Formaba parte del plan de Tavi mantener a sus hombres ocupados con la canción mientras la hueste canim bajaba por la colina; unos canim con armaduras negras lacadas, con adornos extraños y marcadas aquí y allí con colores diversos, que probablemente eran una especie de sistema para señalar los honores personales que se habían ganado. Eran muchos miles, todos ellos grandes y esbeltos, enormes. Si lo que Varg le había contado sobre su esperanza de vida era cierto, cada uno de ellos poseía probablemente más experiencia y conocimientos personales que sus legionares veteranos.
Los hombres siguieron con la canción mientras Tavi contaba enemigos. Realizó una estimación poco esperanzadora: veinte mil canim regulares y al menos el doble de saqueadores, que se desplazaban en manadas de unos cincuenta individuos por delante del cuerpo principal del ejército, avanzando por los flancos y cerrando la marcha por detrás, de la misma manera que los perros salvajes seguirían a una manada de leones de las praderas, esperando los restos que dejasen los grandes depredadores.
Los canim los superaban por diez a uno, y un enfrentamiento de la caballería con los regulares no produciría los éxitos decisivos de los ataques contra grupos aislados de saqueadores. Los hombres que cantaban ahora a su alrededor iban a morir. Y Tavi, tal vez también. El miedo que llegó con esos pensamientos hizo que la afirmación de Ehren de que era un cursor y su deber era informar al Primer Señor en persona, se convirtiera en algo venenosamente seductor. Si lo deseaba, podía montar a caballo y alejarse por igual de los canim y de la legión.
Pero Tavi también le había prometido al capitán Cyril servir tanto a la legión como a la Corona. No podía romper su promesa. Ni tampoco podía dejar atrás a sus amigos. Max no iba a abandonar nunca a sus compañeros legionares en peligro, ni siquiera si lo ordenase Gaius en persona.
Tavi deseó con desesperación alejarse de allí. Era lo mismo que desearía cualquiera que tuviese suficiente cerebro para andar y hablar. Era lo mismo que deseaban todos los hombres en la muralla, y los que esperaban detrás.
Se quedaría. Sin importar el resultado, estaría hasta el final.
Con esa decisión, el miedo se fue difuminando, sustituido por una sensación de determinación tranquila. Ni siquiera se sentía atemorizado, simplemente formaba parte de la situación, del día que tenía por delante. Había aceptado la posibilidad de morir, y al hacerlo había perdido una parte del poder que tenía sobre él.

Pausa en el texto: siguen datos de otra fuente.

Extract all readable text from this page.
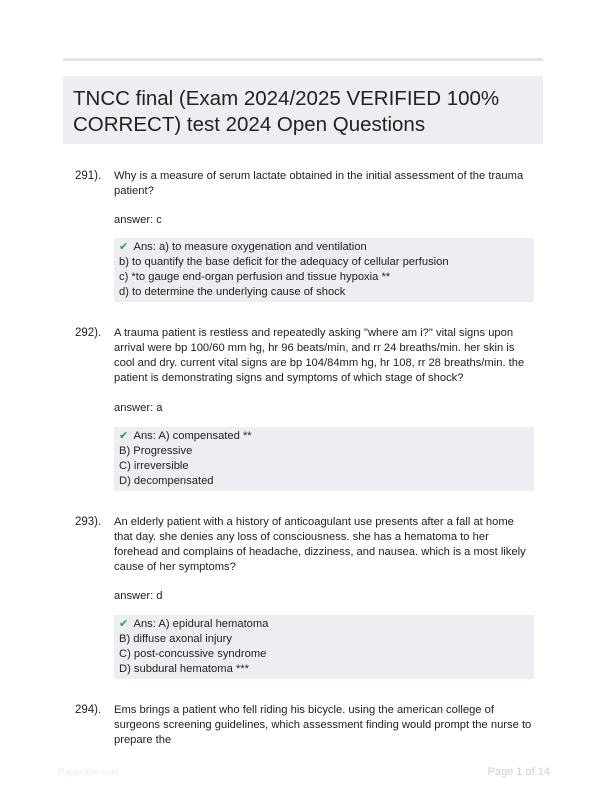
TNCC final (Exam 2024/2025 VERIFIED 100% CORRECT) test 2024 Open Questions
291). Why is a measure of serum lactate obtained in the initial assessment of the trauma patient?

answer: c
✔ Ans: a) to measure oxygenation and ventilation
b) to quantify the base deficit for the adequacy of cellular perfusion
c) *to gauge end-organ perfusion and tissue hypoxia **
d) to determine the underlying cause of shock
292). A trauma patient is restless and repeatedly asking "where am i?" vital signs upon arrival were bp 100/60 mm hg, hr 96 beats/min, and rr 24 breaths/min. her skin is cool and dry. current vital signs are bp 104/84mm hg, hr 108, rr 28 breaths/min. the patient is demonstrating signs and symptoms of which stage of shock?

answer: a
✔ Ans: A) compensated **
B) Progressive
C) irreversible
D) decompensated
293). An elderly patient with a history of anticoagulant use presents after a fall at home that day. she denies any loss of consciousness. she has a hematoma to her forehead and complains of headache, dizziness, and nausea. which is a most likely cause of her symptoms?

answer: d
✔ Ans: A) epidural hematoma
B) diffuse axonal injury
C) post-concussive syndrome
D) subdural hematoma ***
294). Ems brings a patient who fell riding his bicycle. using the american college of surgeons screening guidelines, which assessment finding would prompt the nurse to prepare the

Paper9bc.com	Page 1 of 14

Se dio cuenta de que era capaz de concentrarse, de pensar con más claridad y estaba seguro que era lo mejor que podía hacer por él mismo y por los hombres que le seguían. Esa confianza también le dio seguridad en sus planes, que daban a la legión, si no una victoria cierta, al menos la posibilidad de sobrevivir luchando.
Y así se encaró con el enemigo cuando las manadas escaramuceras formadas por los saqueadores se fueron retirando, los rayos escarlatas estallaron enloquecidos en las nubes y, con un rugido que estremeció la tierra, los regulares canim se lanzaron a la carga contra la ciudad como una oleada de sombras aulladoras.